Pilli Lavanya recounts how, despite her resistance, she faced tremendous pressure to marry before she had completed her education. Soon after her marriage, Lavanya tells how she was expected to work from 6am both in the home and fields, as well as having her eating habits regulated. When Lavanya became pregnant, she did not receive adequate healthcare and faced hostility from her husband and his family after giving birth to a girl.

I resisted a marriage proposal in Class IX and protested by not eating. My eldest sister was widowed soon after marriage and was stigmatised, harassed and illtreated. My sister and I wanted an education and not be married early. My parents relented and encouraged us to study. They would not even let us do any work at home. Only occasionally, during the holidays, we would help with cooking, washing and cleaning in the house.
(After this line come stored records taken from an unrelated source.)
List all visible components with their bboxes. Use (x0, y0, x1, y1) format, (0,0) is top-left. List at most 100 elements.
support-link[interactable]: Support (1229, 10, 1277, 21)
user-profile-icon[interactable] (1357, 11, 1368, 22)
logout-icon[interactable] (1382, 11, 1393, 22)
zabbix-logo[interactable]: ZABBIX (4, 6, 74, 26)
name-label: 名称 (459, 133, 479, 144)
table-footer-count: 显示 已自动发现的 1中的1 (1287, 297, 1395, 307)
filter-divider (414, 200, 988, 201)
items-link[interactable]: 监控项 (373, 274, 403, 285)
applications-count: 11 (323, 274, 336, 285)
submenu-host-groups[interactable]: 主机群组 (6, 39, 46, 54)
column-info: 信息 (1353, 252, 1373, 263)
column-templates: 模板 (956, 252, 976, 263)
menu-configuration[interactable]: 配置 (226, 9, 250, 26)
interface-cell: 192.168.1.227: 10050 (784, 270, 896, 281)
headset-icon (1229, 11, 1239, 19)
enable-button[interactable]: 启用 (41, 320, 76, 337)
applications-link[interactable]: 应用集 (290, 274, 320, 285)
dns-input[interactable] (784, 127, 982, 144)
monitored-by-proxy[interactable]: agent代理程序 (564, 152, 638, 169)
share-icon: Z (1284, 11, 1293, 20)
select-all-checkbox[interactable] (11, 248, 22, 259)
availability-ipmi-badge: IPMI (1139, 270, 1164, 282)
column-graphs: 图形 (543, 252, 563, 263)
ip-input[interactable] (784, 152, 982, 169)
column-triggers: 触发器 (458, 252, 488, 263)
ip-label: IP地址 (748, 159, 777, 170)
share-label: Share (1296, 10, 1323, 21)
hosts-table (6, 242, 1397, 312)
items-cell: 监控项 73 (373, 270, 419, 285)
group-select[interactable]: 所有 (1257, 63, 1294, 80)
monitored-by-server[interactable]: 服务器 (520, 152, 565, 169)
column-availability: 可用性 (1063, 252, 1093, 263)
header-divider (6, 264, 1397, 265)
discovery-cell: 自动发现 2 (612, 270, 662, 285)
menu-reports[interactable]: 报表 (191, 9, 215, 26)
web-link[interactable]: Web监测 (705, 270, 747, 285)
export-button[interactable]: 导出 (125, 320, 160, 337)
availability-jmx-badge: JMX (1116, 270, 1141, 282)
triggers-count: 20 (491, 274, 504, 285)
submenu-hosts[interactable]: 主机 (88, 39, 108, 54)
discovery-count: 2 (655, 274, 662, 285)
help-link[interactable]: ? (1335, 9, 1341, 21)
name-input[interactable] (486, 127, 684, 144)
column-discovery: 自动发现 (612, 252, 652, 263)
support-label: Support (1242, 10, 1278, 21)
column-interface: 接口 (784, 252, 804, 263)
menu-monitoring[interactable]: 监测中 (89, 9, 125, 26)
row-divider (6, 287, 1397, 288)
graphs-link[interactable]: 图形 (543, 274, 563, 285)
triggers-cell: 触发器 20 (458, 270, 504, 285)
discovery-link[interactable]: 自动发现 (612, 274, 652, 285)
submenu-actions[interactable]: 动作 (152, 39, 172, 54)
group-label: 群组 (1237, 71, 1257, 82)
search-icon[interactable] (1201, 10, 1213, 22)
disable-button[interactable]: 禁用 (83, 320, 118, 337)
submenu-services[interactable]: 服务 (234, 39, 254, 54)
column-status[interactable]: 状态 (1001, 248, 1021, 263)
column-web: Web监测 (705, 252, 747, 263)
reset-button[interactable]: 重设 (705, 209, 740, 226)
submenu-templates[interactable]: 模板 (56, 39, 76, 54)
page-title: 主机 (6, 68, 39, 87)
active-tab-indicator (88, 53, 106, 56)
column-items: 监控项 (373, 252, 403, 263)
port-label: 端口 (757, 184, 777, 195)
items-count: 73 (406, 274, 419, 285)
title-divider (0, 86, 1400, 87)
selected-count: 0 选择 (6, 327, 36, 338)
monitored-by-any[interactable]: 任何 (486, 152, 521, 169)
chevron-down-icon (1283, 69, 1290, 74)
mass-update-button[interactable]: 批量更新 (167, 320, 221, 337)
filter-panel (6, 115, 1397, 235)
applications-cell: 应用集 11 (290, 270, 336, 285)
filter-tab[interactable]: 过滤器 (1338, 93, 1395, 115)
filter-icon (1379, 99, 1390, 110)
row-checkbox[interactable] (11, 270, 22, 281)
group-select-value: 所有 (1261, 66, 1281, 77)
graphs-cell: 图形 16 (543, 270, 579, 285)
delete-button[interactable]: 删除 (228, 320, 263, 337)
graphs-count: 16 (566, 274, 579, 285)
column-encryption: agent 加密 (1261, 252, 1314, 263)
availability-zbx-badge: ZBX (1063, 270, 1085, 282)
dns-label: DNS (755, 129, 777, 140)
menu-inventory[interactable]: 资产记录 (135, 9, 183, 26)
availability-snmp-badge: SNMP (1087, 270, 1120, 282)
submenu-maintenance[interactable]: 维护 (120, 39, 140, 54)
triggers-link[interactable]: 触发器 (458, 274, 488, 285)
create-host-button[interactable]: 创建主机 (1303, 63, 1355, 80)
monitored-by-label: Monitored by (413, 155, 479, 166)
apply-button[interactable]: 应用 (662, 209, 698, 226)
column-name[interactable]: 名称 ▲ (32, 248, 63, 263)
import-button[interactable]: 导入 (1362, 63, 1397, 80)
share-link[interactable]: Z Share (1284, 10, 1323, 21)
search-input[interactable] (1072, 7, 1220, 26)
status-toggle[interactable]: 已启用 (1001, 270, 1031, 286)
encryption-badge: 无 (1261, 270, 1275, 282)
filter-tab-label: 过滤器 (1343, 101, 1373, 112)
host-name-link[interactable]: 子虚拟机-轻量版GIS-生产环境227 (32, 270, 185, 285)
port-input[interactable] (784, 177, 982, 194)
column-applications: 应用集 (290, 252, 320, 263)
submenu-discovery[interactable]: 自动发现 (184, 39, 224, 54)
But when I was completing Class X, there was so much pressure from my parents, sisters and relatives that I agreed to get married — but only if I was allowed to continue to study after marriage. 
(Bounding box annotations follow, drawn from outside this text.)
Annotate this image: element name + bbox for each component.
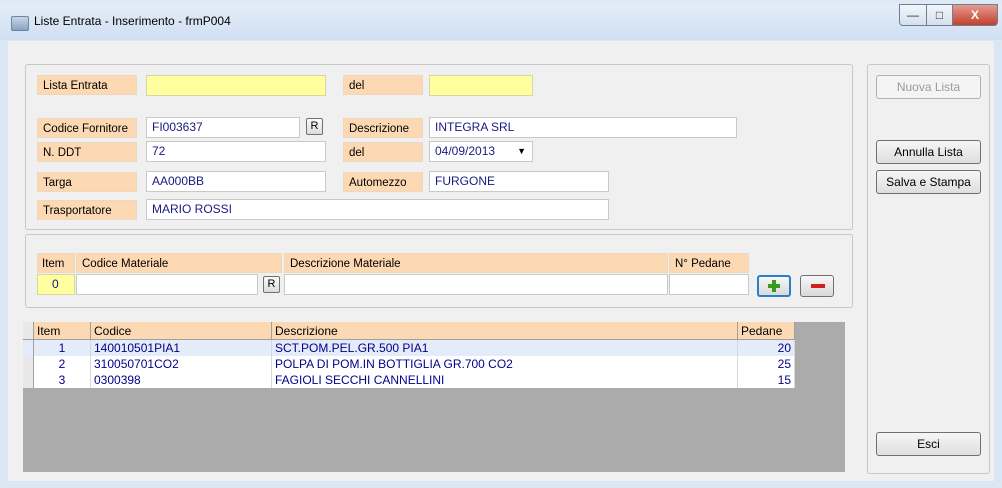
codice-fornitore-input[interactable]: FI003637 — [146, 117, 300, 138]
entry-descrizione-input[interactable] — [284, 274, 668, 295]
cell-codice: 0300398 — [90, 372, 272, 388]
fornitore-lookup-button[interactable]: R — [306, 118, 323, 135]
cell-descrizione: FAGIOLI SECCHI CANNELLINI — [271, 372, 738, 388]
del-ddt-datepicker[interactable]: 04/09/2013 ▼ — [429, 141, 533, 162]
descrizione-label: Descrizione — [343, 118, 423, 138]
maximize-button[interactable]: □ — [927, 4, 953, 26]
entry-item-header: Item — [37, 253, 75, 273]
close-icon: X — [970, 8, 979, 22]
minimize-button[interactable]: — — [899, 4, 927, 26]
salva-stampa-button[interactable]: Salva e Stampa — [876, 170, 981, 194]
cell-item: 2 — [33, 356, 91, 372]
annulla-lista-button[interactable]: Annulla Lista — [876, 140, 981, 164]
cell-codice: 140010501PIA1 — [90, 339, 272, 356]
codice-fornitore-label: Codice Fornitore — [37, 118, 137, 138]
cell-codice: 310050701CO2 — [90, 356, 272, 372]
cell-pedane: 25 — [737, 356, 795, 372]
cell-item: 3 — [33, 372, 91, 388]
materials-table: Item Codice Descrizione Pedane 1 1400105… — [23, 322, 795, 388]
entry-pedane-input[interactable] — [669, 274, 749, 295]
targa-input[interactable]: AA000BB — [146, 171, 326, 192]
chevron-down-icon[interactable]: ▼ — [517, 142, 526, 161]
automezzo-label: Automezzo — [343, 172, 423, 192]
nuova-lista-button[interactable]: Nuova Lista — [876, 75, 981, 99]
row-header[interactable] — [23, 356, 34, 372]
n-ddt-label: N. DDT — [37, 142, 137, 162]
table-row[interactable]: 1 140010501PIA1 SCT.POM.PEL.GR.500 PIA1 … — [23, 339, 795, 356]
lista-entrata-input[interactable] — [146, 75, 326, 96]
targa-label: Targa — [37, 172, 137, 192]
cell-descrizione: SCT.POM.PEL.GR.500 PIA1 — [271, 339, 738, 356]
descrizione-input[interactable]: INTEGRA SRL — [429, 117, 737, 138]
caption-buttons: — □ X — [899, 4, 998, 26]
client-area: Lista Entrata del Codice Fornitore FI003… — [8, 41, 994, 481]
del-ddt-value: 04/09/2013 — [435, 144, 496, 158]
window-title: Liste Entrata - Inserimento - frmP004 — [34, 14, 231, 28]
grid-header-row: Item Codice Descrizione Pedane — [23, 322, 795, 340]
maximize-icon: □ — [935, 8, 944, 22]
trasportatore-input[interactable]: MARIO ROSSI — [146, 199, 609, 220]
lista-entrata-label: Lista Entrata — [37, 75, 137, 95]
col-item-header[interactable]: Item — [33, 322, 91, 340]
entry-codice-input[interactable] — [76, 274, 258, 295]
col-codice-header[interactable]: Codice — [90, 322, 272, 340]
cell-pedane: 20 — [737, 339, 795, 356]
app-icon — [11, 16, 29, 31]
trasportatore-label: Trasportatore — [37, 200, 137, 220]
table-row[interactable]: 3 0300398 FAGIOLI SECCHI CANNELLINI 15 — [23, 372, 795, 388]
esci-button[interactable]: Esci — [876, 432, 981, 456]
cell-pedane: 15 — [737, 372, 795, 388]
title-bar[interactable]: Liste Entrata - Inserimento - frmP004 — … — [0, 4, 1002, 40]
del-lista-label: del — [343, 75, 423, 95]
add-row-button[interactable] — [757, 275, 791, 297]
table-row[interactable]: 2 310050701CO2 POLPA DI POM.IN BOTTIGLIA… — [23, 356, 795, 372]
col-descrizione-header[interactable]: Descrizione — [271, 322, 738, 340]
row-header[interactable] — [23, 372, 34, 388]
remove-row-button[interactable] — [800, 275, 834, 297]
materiale-lookup-button[interactable]: R — [263, 276, 280, 293]
col-pedane-header[interactable]: Pedane — [737, 322, 795, 340]
row-header-corner — [23, 322, 34, 340]
materials-grid[interactable]: Item Codice Descrizione Pedane 1 1400105… — [23, 322, 845, 472]
del-ddt-label: del — [343, 142, 423, 162]
automezzo-input[interactable]: FURGONE — [429, 171, 609, 192]
entry-pedane-header: N° Pedane — [669, 253, 749, 273]
entry-item-input[interactable]: 0 — [37, 274, 75, 295]
entry-descrizione-header: Descrizione Materiale — [284, 253, 668, 273]
entry-codice-header: Codice Materiale — [76, 253, 282, 273]
header-panel: Lista Entrata del Codice Fornitore FI003… — [25, 64, 853, 230]
close-button[interactable]: X — [953, 4, 998, 26]
cell-descrizione: POLPA DI POM.IN BOTTIGLIA GR.700 CO2 — [271, 356, 738, 372]
actions-panel: Nuova Lista Annulla Lista Salva e Stampa… — [867, 64, 990, 474]
app-window: Liste Entrata - Inserimento - frmP004 — … — [0, 4, 1002, 488]
entry-panel: Item Codice Materiale Descrizione Materi… — [25, 234, 853, 308]
n-ddt-input[interactable]: 72 — [146, 141, 326, 162]
minimize-icon: — — [907, 8, 919, 22]
row-header[interactable] — [23, 339, 34, 356]
cell-item: 1 — [33, 339, 91, 356]
del-lista-input[interactable] — [429, 75, 533, 96]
Until three months after the marriage, everything was all right at my in-laws’ place. Then I was asked to begin work at home from 6 am. I was given something to eat only at 11 am after the work was done. I was compelled to go to the fields and work as a labourer which I did not know how to do. When I returned home, I had to cook and was allowed to eat only after everyone else had eaten. My mother-in-law scolded me for not being efficient and my husband supported his mother. I was not allowed to continue my education, to meet anyone, visit parents or even get medical attention when I fell ill. After six-seven months of marriage, I conceived and suffered from bouts of morning sickness. I was not even aware of being pregnant. I was taken to a doctor only a long time after I became weak.
 

I was never taken for regular checkups throughout my pregnancy. My parents too were not allowed to take me home until the fifth month. At my mother’s house, I was rested and fed, so my health improved. But when I returned to the in-laws’, I was forced to continue the routine of domestic work and agricultural labour. I was also threatened to be cast away if I had a girl baby. I went to my mother for the baby’s delivery with the warning that I was not even to contact my husband or his mother, if it was not a boy. I delivered a girl through caesarean. My husband and his mother didn’t respond to the news of a girl being born. My husband came for a very brief visit on the third day. For five months, they refused to take me home. I was allowed to return after the husband was gifted a bike. It was such a burden on my family. They had to borrow to get me admitted in a private hospital and have a caesarean. When I went back with my husband, my in-laws and everybody was hostile. My husband took little interest in the child and showed no interest in me. He does not let me even talk to him, there is no going out, he gives me no money to buy something for the baby. The in-laws too do not show any interest in the baby. I am back to working at home and in the fields’.